2021年東京五輪は、国民の連帯感を増すどころか、逆に日本社会に深刻な分断を招いている。五輪に反対する多くの国民は政府への不信感を強め、さらには五輪支持の人々と不支持の人々の間に深刻な亀裂を生んでいる。五輪招致時の「おもてなし」のかけ声は消え失せ、来日外国人と日本人の間の亀裂も広がるばかりだ。

巨額の税金を投入して私たちが手にしたのは「深刻な社会の分断」だった。なんと無駄なコストであろうか。この東京五輪は始まる前から「失敗」が約束されているのだ。

さらに心配なのは、これが「失敗」にとどまらず「大惨事」に発展する恐れがあることである。

日本は菅政権の失政によって先進国のなかでワクチン接種が大幅に遅れている。そこへ世界各地から大勢の選手・関係者が一時期に集中して東京に押し寄せる。「日本にリスクを持ち込むことはない」というバッハIOC会長の言葉を信じる人がいるだろうか。選手村で巨大クラスターが発生し、都内で医療崩壊が深刻化し、大会続行が不可能になり、各国の救援機が日本に押し寄せるーーそんな前代未聞の「大惨事」を招く恐れは否定できない。

大問題なのは、そうした「大惨事」に対する備えを、菅政権も組織委も、まったくしていないように見えることである。

昨年のコロナ危機以降、この国の政治は国民に自粛と行動変容を迫るばかりで、医療・検査体制は一向に整わず、感染者数は欧米より桁違いに少ないのに医療崩壊を招くという愚かな姿をさらけだした。
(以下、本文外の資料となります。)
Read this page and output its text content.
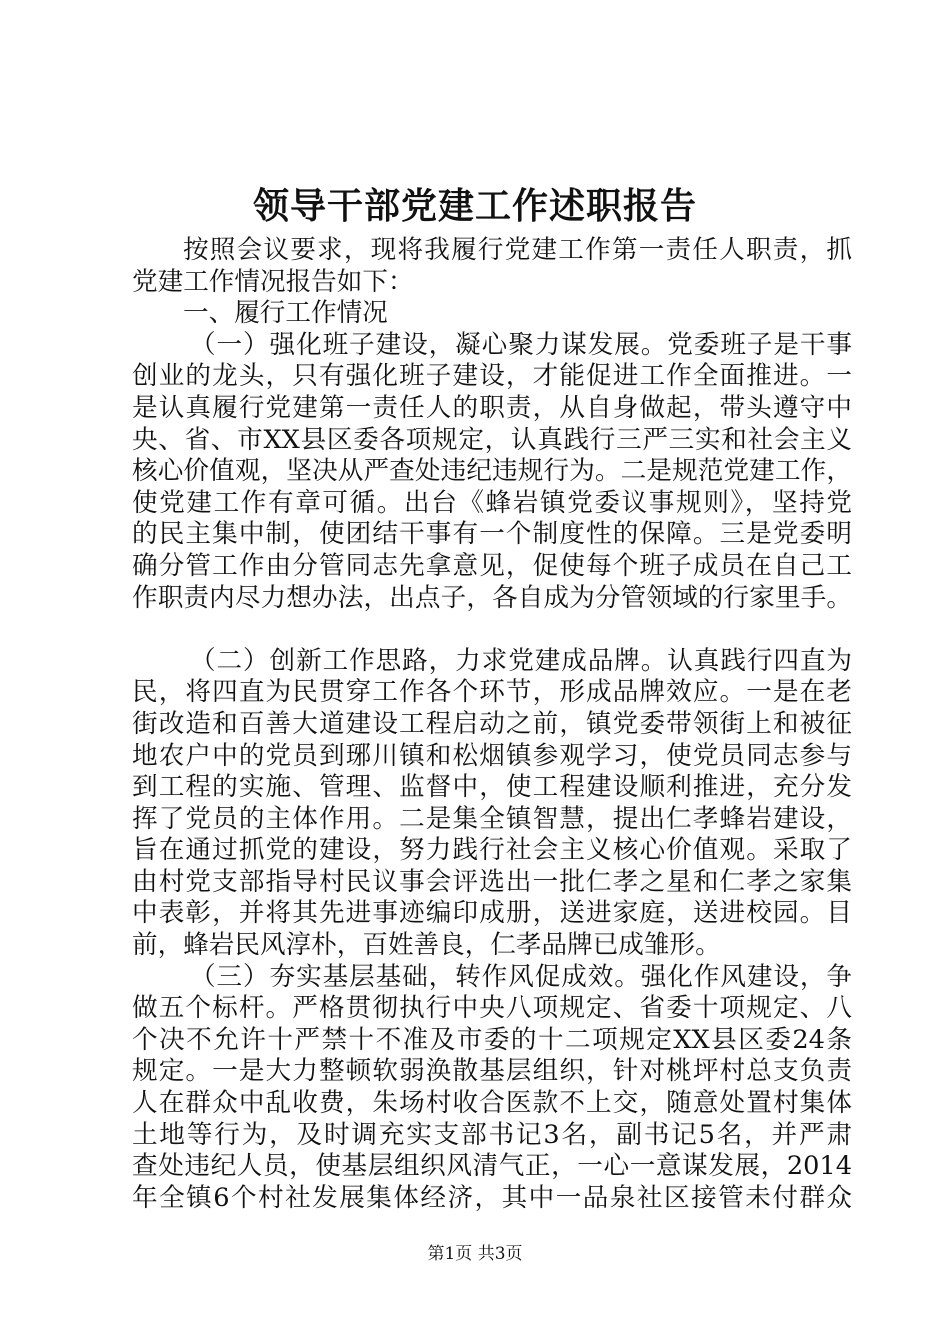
领导干部党建工作述职报告
按照会议要求，现将我履行党建工作第一责任人职责，抓
党建工作情况报告如下：
一、履行工作情况
（一）强化班子建设，凝心聚力谋发展。党委班子是干事
创业的龙头，只有强化班子建设，才能促进工作全面推进。一
是认真履行党建第一责任人的职责，从自身做起，带头遵守中
央、省、市XX县区委各项规定，认真践行三严三实和社会主义
核心价值观，坚决从严查处违纪违规行为。二是规范党建工作，
使党建工作有章可循。出台《蜂岩镇党委议事规则》，坚持党
的民主集中制，使团结干事有一个制度性的保障。三是党委明
确分管工作由分管同志先拿意见，促使每个班子成员在自己工
作职责内尽力想办法，出点子，各自成为分管领域的行家里手。
（二）创新工作思路，力求党建成品牌。认真践行四直为
民，将四直为民贯穿工作各个环节，形成品牌效应。一是在老
街改造和百善大道建设工程启动之前，镇党委带领街上和被征
地农户中的党员到琊川镇和松烟镇参观学习，使党员同志参与
到工程的实施、管理、监督中，使工程建设顺利推进，充分发
挥了党员的主体作用。二是集全镇智慧，提出仁孝蜂岩建设，
旨在通过抓党的建设，努力践行社会主义核心价值观。采取了
由村党支部指导村民议事会评选出一批仁孝之星和仁孝之家集
中表彰，并将其先进事迹编印成册，送进家庭，送进校园。目
前，蜂岩民风淳朴，百姓善良，仁孝品牌已成雏形。
（三）夯实基层基础，转作风促成效。强化作风建设，争
做五个标杆。严格贯彻执行中央八项规定、省委十项规定、八
个决不允许十严禁十不准及市委的十二项规定XX县区委24条
规定。一是大力整顿软弱涣散基层组织，针对桃坪村总支负责
人在群众中乱收费，朱场村收合医款不上交，随意处置村集体
土地等行为，及时调充实支部书记3名，副书记5名，并严肃
查处违纪人员，使基层组织风清气正，一心一意谋发展，2014
年全镇6个村社发展集体经济，其中一品泉社区接管未付群众
第1页 共3页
ワクチンの独自開発にも失敗し、国際的なワクチン確保競争にも大幅に出遅れる始末である。アベノマスクや現金一律10万円の配布の大混乱で露呈した行政崩壊の現実をみるにつけ、「五輪による感染爆発」に対処できるとは思えない。

安倍政権以降のこの国は「日本すごい」「美しい国・日本」などと内向きな議論に終始し、世界からどんどん取り残されているのに、それに気づかなかった。コロナ危機と東京五輪は、現実離れした日本社会にシビアな現実を突きつけた。安倍長期政権のツケがいま、私たちに一挙に押し寄せている。

この大会期間中、この国で何が起きてもおかしくはない。ありとあらゆる矛盾が噴き出す恐れがある。私たちの社会はそれにどう向き合うのか。鎖国を解き放った江戸末期の「黒船来航」のような混迷と変革のはじまりになるかもしれない。